Hyper text MindMap Update

Maury Brown's MindMap for Theories of Network

Updates to Mindmap, 3/2/14. To see the full MindMap, click here: http://popplet.com/app/#/1573054

This week I added a few nodes for Hypertext theory (saving all of LaTour for next week). I focused on the attributes of Hypertext: temporary narratives called together by the interaction of user and media; a conflation of reader/writer; a bringing together of items under the agency of a reader/writer/user who has an exigence and will make rhetorical choices about how to navigate through the given content (genres?)

My MindMap itself is a good example of hypertext in that it moves across two-dimensional plane of the map as a visualization of the ideas I have had as a reader/writer, mapped over time and space, within the limits of the interface, and presented through it. You, as reader/writer, can visit my map and move through it at your discretion and order, choosing to click on links given to other sites or multimedia items as you like. Not everyone will interact with the text the same way, and that is simultaneously powerful and frightening, as the author/owner loses the ability to control how the information is presented and the reader/user may build new knowledge that is alternately or simultaneously empowering and disorienting. Conclusions drawn may be different from those intended and communication may break down. New ideas and innovations may be produced as well, leading to new texts.

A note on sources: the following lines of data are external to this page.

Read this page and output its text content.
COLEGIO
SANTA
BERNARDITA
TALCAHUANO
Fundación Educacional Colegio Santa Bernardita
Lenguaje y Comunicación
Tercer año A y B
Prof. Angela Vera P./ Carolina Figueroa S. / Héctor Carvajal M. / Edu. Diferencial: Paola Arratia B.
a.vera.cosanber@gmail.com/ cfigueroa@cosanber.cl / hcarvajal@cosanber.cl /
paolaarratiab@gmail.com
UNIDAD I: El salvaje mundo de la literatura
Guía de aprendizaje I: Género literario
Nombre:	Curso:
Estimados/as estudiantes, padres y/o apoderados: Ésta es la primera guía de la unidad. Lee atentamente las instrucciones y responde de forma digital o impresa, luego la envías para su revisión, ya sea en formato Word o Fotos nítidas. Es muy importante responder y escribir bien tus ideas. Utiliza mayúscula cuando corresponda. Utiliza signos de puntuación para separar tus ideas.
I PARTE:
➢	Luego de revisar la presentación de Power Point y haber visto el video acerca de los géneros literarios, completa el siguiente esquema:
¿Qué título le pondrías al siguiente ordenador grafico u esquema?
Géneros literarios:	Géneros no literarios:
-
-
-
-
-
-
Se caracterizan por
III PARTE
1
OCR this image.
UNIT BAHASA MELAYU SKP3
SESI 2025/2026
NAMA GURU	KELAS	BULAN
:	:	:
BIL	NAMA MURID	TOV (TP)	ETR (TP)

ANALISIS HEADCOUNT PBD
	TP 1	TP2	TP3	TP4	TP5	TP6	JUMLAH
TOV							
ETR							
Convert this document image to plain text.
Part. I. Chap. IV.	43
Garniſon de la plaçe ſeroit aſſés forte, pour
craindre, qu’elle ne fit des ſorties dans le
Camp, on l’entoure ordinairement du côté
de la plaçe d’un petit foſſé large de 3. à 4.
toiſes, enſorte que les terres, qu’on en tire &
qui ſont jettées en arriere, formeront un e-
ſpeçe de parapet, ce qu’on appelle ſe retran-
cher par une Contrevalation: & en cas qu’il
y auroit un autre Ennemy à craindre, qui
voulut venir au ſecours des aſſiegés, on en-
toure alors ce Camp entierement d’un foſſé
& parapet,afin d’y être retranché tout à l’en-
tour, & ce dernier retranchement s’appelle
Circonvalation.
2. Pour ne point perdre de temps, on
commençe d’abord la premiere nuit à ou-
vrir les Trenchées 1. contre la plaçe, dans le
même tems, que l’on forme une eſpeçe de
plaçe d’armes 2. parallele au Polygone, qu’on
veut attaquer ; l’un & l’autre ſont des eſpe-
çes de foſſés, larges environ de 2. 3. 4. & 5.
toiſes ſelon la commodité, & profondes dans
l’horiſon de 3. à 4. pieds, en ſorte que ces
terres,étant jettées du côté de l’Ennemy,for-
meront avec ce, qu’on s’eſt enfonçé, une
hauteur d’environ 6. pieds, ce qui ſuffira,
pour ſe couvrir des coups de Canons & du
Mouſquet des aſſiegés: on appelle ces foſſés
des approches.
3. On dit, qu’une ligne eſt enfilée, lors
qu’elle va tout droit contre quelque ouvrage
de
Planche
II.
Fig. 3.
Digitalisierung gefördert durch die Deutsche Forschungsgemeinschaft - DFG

I turned the Popples red like Foucault on my map, as both are thematically talking about unities/disunities; the coming together of words and participants to create something that then dissolves. Both also are talking about an archaeologist or curator who makes (rhetorical) decisions.

I also connected it to the Social Action node that I had added with Spinuzzi. Johnson-Eiola remarks that all decisions and texts are politically motivated and that the affordances and constraints of a given technology and utterance can be both empowering and disempowering simultaneously. Who benefits, how and why, and whether that should merely be noted or manipulated are all questions to ask. I also connect Hypertext to Biesecker, as I see it as playing out some of the same approaches to the rhetorical situation as she describes.

I do not connect it to genre theory at this time. I am not of the opinion that hypertext is a genre. I believe it is a medium to display genres and move among and between them.